Some of us have protested the emasculation of Article 1.13 and 1.15, V.A.C.C.P. See, e.g., Ex parte Collier, 614 S.W.2d 429, 435 and 436 (Tex.Cr.App.1981) (Clinton, J., concurring and Teague, J., dissenting). But the 1931 legislative act from which they are derived continues to be honored *685more in its breach — even to the extent of calling a violation of Article 1.15 “trial error." 1
Today the majority would have this Court declare that when the trial judge fails to cause the court to approve in writing the waiver and consent of an accused prescribed by Article 1.15, proof may be taken on some later occasion that the trial court did in fact approve the waiver and consent. I venture the case is rare indeed in which such proof cannot be made.
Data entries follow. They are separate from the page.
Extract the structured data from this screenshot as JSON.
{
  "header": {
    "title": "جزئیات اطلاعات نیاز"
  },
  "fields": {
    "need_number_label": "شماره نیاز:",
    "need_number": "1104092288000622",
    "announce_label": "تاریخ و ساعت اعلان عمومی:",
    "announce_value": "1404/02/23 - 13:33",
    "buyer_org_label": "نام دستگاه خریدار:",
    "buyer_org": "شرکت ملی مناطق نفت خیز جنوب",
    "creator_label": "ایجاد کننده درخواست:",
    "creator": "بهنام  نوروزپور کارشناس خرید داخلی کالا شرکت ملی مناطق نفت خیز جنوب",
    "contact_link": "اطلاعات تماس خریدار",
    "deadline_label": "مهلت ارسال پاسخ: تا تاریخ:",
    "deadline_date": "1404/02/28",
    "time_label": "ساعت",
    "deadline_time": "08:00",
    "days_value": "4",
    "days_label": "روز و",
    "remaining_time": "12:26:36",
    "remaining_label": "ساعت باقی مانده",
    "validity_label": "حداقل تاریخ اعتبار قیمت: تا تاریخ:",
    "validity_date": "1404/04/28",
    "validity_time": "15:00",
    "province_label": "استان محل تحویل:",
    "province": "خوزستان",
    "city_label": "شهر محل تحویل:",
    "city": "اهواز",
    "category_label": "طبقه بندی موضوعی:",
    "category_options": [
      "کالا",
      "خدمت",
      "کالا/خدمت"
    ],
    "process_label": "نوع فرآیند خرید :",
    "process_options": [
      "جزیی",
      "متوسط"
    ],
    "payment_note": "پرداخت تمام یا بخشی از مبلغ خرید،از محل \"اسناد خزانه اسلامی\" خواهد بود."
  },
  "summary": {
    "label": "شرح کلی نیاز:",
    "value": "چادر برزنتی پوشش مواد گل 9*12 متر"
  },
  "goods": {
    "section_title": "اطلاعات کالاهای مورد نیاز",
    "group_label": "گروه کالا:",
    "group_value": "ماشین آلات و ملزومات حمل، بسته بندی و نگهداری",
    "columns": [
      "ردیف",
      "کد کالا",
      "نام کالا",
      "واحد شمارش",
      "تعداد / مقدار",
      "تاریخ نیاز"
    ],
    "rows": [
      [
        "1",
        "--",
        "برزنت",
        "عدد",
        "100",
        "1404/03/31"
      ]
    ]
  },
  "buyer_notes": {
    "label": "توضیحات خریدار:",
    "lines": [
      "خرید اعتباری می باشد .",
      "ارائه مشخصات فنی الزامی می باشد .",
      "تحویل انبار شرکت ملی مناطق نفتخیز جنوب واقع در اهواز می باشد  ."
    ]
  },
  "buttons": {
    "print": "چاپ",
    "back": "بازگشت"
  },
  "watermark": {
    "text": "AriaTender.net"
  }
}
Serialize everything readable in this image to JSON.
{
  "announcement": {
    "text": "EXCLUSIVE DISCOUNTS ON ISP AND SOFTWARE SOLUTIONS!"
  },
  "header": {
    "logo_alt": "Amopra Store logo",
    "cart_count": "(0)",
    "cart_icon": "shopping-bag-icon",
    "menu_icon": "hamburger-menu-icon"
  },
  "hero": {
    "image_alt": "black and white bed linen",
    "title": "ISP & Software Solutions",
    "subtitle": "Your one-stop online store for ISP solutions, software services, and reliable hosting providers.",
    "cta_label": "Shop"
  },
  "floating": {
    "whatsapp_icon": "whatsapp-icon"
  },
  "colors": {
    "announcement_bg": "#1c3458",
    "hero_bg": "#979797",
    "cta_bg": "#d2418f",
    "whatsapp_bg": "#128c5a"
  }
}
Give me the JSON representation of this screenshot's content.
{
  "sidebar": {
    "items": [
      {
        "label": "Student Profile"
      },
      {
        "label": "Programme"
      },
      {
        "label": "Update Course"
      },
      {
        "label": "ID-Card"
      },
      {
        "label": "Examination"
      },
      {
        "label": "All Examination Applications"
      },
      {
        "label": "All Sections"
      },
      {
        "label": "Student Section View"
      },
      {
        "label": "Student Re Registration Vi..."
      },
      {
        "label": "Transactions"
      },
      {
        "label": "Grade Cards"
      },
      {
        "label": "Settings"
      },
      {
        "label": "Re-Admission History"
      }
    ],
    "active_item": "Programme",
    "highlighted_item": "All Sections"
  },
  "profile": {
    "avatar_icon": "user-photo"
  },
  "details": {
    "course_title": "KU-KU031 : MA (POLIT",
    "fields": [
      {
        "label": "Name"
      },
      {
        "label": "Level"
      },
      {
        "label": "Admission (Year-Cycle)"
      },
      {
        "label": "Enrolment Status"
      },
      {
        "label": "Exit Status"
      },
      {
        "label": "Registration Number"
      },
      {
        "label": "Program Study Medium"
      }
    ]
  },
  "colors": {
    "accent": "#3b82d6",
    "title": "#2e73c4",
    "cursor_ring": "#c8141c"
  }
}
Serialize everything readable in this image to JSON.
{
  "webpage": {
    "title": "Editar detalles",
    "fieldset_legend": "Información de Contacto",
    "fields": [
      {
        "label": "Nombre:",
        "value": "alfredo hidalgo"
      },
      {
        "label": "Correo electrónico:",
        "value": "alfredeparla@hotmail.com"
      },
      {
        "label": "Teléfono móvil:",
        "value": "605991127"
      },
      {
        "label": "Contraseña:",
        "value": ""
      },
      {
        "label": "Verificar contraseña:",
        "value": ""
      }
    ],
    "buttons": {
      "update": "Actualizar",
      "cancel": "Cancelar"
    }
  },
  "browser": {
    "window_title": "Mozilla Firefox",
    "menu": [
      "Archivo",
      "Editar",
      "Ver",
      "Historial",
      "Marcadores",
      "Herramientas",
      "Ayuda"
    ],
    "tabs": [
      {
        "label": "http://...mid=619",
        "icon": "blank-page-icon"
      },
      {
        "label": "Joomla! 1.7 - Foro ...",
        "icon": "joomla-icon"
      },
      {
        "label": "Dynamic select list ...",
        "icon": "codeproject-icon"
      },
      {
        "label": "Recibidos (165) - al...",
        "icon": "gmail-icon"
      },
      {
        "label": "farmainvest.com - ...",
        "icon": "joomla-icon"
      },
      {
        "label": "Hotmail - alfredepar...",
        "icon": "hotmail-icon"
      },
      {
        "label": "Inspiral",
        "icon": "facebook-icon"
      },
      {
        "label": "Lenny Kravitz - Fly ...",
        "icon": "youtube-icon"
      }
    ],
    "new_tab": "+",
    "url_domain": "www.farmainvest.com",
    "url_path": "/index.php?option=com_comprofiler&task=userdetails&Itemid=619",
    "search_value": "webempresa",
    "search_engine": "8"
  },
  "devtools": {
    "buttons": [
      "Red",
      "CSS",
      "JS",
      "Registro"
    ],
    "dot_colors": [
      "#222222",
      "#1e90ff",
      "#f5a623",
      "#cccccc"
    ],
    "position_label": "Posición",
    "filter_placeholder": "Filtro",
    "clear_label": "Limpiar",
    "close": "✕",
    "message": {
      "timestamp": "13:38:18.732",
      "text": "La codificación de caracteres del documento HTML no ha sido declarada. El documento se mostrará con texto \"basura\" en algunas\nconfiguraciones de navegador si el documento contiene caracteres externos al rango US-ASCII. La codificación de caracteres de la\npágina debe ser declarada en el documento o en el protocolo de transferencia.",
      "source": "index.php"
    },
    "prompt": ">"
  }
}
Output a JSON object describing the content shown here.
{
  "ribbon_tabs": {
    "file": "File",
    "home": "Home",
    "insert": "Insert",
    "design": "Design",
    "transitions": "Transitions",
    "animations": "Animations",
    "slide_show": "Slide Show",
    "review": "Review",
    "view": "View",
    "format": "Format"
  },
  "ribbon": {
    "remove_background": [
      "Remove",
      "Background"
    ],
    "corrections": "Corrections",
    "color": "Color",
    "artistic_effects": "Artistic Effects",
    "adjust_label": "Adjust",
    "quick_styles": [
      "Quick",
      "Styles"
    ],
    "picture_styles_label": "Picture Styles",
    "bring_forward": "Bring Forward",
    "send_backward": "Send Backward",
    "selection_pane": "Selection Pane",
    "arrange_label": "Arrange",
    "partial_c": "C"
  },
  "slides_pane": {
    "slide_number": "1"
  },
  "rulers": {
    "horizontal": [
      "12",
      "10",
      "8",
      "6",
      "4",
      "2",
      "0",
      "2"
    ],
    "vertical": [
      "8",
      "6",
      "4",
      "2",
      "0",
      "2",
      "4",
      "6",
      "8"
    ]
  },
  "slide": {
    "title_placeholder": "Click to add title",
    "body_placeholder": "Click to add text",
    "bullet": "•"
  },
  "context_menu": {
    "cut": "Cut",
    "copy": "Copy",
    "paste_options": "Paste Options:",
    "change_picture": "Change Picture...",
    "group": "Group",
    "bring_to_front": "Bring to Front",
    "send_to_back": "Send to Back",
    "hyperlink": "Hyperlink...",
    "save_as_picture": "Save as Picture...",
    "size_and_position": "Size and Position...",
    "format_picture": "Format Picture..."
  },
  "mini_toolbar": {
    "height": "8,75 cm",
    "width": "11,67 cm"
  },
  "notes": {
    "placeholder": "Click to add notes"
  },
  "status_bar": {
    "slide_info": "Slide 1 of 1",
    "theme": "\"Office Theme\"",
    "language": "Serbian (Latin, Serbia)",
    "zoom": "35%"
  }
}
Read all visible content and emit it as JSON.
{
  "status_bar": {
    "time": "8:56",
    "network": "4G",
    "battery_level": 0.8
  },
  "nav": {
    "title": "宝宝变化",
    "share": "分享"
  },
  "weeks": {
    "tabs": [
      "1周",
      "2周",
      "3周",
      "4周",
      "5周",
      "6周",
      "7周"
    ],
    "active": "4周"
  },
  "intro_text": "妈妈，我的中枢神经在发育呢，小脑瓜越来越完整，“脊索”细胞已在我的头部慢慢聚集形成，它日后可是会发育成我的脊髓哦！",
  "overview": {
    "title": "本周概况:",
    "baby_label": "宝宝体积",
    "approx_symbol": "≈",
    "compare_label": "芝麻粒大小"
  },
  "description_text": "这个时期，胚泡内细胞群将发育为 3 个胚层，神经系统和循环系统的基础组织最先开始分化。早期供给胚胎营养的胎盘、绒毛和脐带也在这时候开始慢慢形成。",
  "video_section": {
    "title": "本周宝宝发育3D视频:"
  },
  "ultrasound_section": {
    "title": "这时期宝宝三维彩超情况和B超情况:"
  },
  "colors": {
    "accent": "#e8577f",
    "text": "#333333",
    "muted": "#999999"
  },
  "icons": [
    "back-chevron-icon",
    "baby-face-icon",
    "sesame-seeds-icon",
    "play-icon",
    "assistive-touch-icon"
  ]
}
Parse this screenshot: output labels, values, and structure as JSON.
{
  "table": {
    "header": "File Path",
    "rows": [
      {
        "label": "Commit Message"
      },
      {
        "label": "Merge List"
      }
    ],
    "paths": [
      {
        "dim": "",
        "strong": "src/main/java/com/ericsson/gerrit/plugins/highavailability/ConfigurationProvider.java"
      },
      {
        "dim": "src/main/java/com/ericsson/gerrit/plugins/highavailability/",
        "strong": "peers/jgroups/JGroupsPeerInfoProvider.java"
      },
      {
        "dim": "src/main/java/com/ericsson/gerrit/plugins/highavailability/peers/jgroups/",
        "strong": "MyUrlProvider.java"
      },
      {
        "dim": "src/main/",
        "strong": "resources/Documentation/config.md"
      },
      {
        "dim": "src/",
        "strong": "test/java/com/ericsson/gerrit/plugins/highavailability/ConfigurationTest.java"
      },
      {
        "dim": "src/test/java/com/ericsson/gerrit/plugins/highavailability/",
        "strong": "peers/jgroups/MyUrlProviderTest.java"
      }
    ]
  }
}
Thus an application for writ of habeas corpus takes on the character of a belated motion for new trial, and a hearing thereon becomes an occasion to develop supplementary proof “to make the record speak the truth” in order to remove “trial error” from the cause.
Rather than further abuse the office and dignity of The Great Writ with that kind of charade, I would again opt for the resolution proposed by me in Ex parte Collier, supra, viz:
“I would hold complaints about failure to comply with [the procedural requirement that the trial court confirm its approval in writing] are not cognizable by postcon-viction writ of habeas corpus for, even if factually supported, they will not make restraint under the judgment of conviction illegal.”
For those reasons I join the order of the Court.
W.C. DAVIS, McCORMICK, CAMPBELL, and WHITE, JJ., join this opinion as well as the opinion of the Court.

. Ex parte Duran, 581 S.W.2d 683 (Tex.Cr.App.1979) is probably the first explication of that notion of "trial error.” The Court panel, manifestly struggling to avoid granting relief under Burks v. United States, 437 U.S. 1, 98 S.Ct. 2141, 57 L.Ed.2d 1 (1978) and Greene v. Massey, 437 U.S. 19, 98 S.Ct. 2151, 57 L.Ed.2d 15 (1978), put it this way:
"This situation is different from that presented in Burks, in which the trial court’s error was in failing to grant a motion for new trial which was based on insufficiency of the evidence. In the applicant’s case, the basic error was not failure to recognize, after the State had rested, that the evidence was insufficient; it was error in admitting evidence. We think that this basic error, upon which our earlier reversal rested, was therefore trial error. Properly construed, our holding [that 'the evidence is insufficient to support the conviction’] was not that the State had failed to prove its case, but that it had been permitted erroneously to prove its case through incorrect receipt of evidence. Cf. Burks, 437 U.S. at 15, 98 S.Ct. 2141, quoted above. A reversal for such trial error as was committed in this case is not tantamount to a holding by this Court that a directed judgment of acquittal should have entered. It was a holding that the applicant should have a fair adjudication of his guilt free from error.”
One must observe that the evidence alluded to was a stipulation agreed to by appellant and admitted when his counsel expressly stated, “We have no objection to that, Your Honor.” Then also came in a lab report and the controlled substance, again with “No objection.” They seemed satisfied at the time to assist in making a record of evidence on which appellant would get "a fair adjudication of his guilt free from error.” (All emphasis is mine unless otherwise indicated.)